Berdasarkan data dari Universitas John Hopkins pada (21/6) lalu, lebih dari 119.654 warga AS telah meninggal akibat COVID-19. Dengan data itu, AS menjadi negara di dunia yang paling terdampak dari pandemik tersebut. 

Selain pernyataan tersebut, langkah Trump untuk menggelar kampanye di tengah pandemik juga menuai tanda tanya dari publik.
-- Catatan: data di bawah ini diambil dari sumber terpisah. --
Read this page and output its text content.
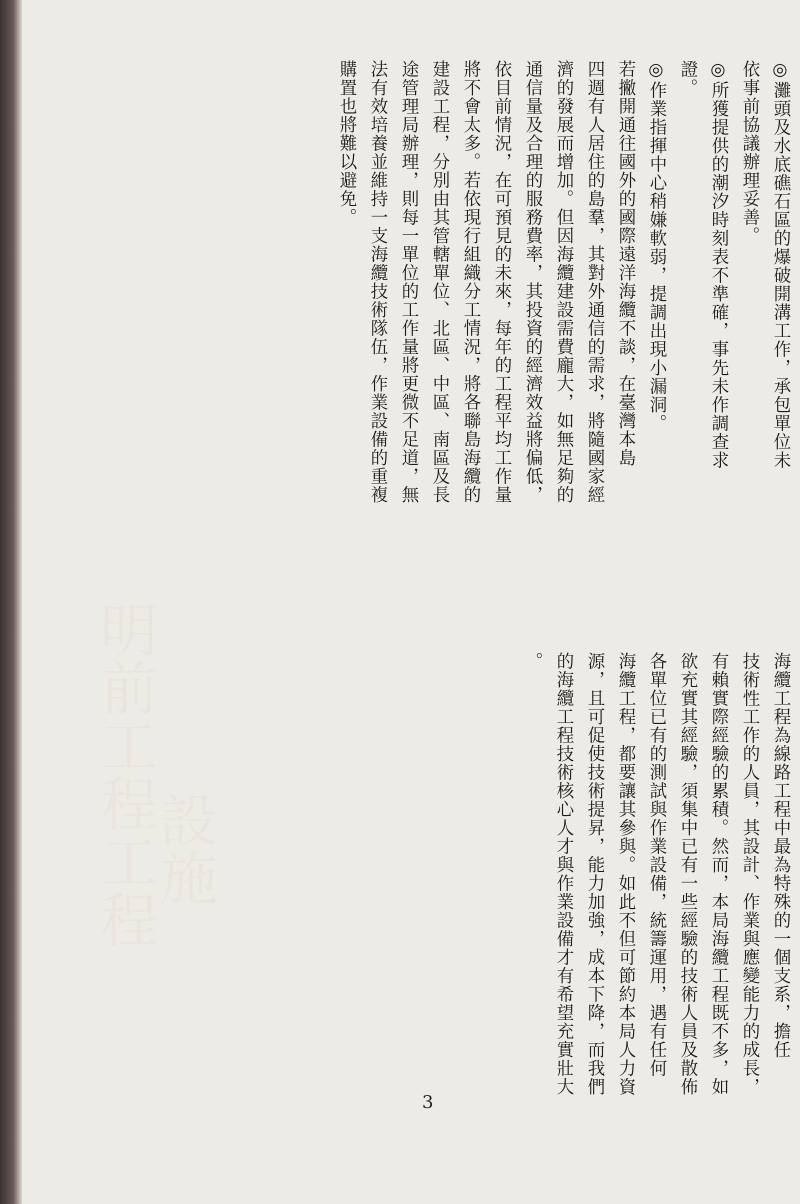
明前工程工程
設施
◎灘頭及水底礁石區的爆破開溝工作，承包單位未
依事前協議辦理妥善。
◎所獲提供的潮汐時刻表不準確，事先未作調查求
證。
◎作業指揮中心稍嫌軟弱，提調出現小漏洞。
若撇開通往國外的國際遠洋海纜不談，在臺灣本島
四週有人居住的島羣，其對外通信的需求，將隨國家經
濟的發展而增加。但因海纜建設需費龐大，如無足夠的
通信量及合理的服務費率，其投資的經濟效益將偏低，
依目前情況，在可預見的未來，每年的工程平均工作量
將不會太多。若依現行組織分工情況，將各聯島海纜的
建設工程，分別由其管轄單位、北區、中區、南區及長
途管理局辦理，則每一單位的工作量將更微不足道，無
法有效培養並維持一支海纜技術隊伍，作業設備的重複
購置也將難以避免。
海纜工程為線路工程中最為特殊的一個支系，擔任
技術性工作的人員，其設計、作業與應變能力的成長，
有賴實際經驗的累積。然而，本局海纜工程既不多，如
欲充實其經驗，須集中已有一些經驗的技術人員及散佈
各單位已有的測試與作業設備，統籌運用，遇有任何
海纜工程，都要讓其參與。如此不但可節約本局人力資
源，且可促使技術提昇，能力加強，成本下降，而我們
的海纜工程技術核心人才與作業設備才有希望充實壯大
。
3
Pakar kesehatan menilai sulit mempraktikan jaga jarak dalam kegiatan kampanye itu. Selain itu, selama berkampanye, Trump sama sekali tidak mengenakan masker. Padahal, Badan Kesehatan Dunia (WHO) sudah memberikan panduan agar publik wajib mengenakan masker di ruang terbuka. 

Menurut analisa jurnalis CNN, Stephen Collinson, cara Trump yang buruk dalam memberikan contoh justru akan mendorong adanya perpecahan di kalangan warga AS sendiri. Hal ini juga mencerminkan fokus Trump bukan untuk mengatasi pandemik, namun kepentingan politis jelang pemilu pada November 2020. 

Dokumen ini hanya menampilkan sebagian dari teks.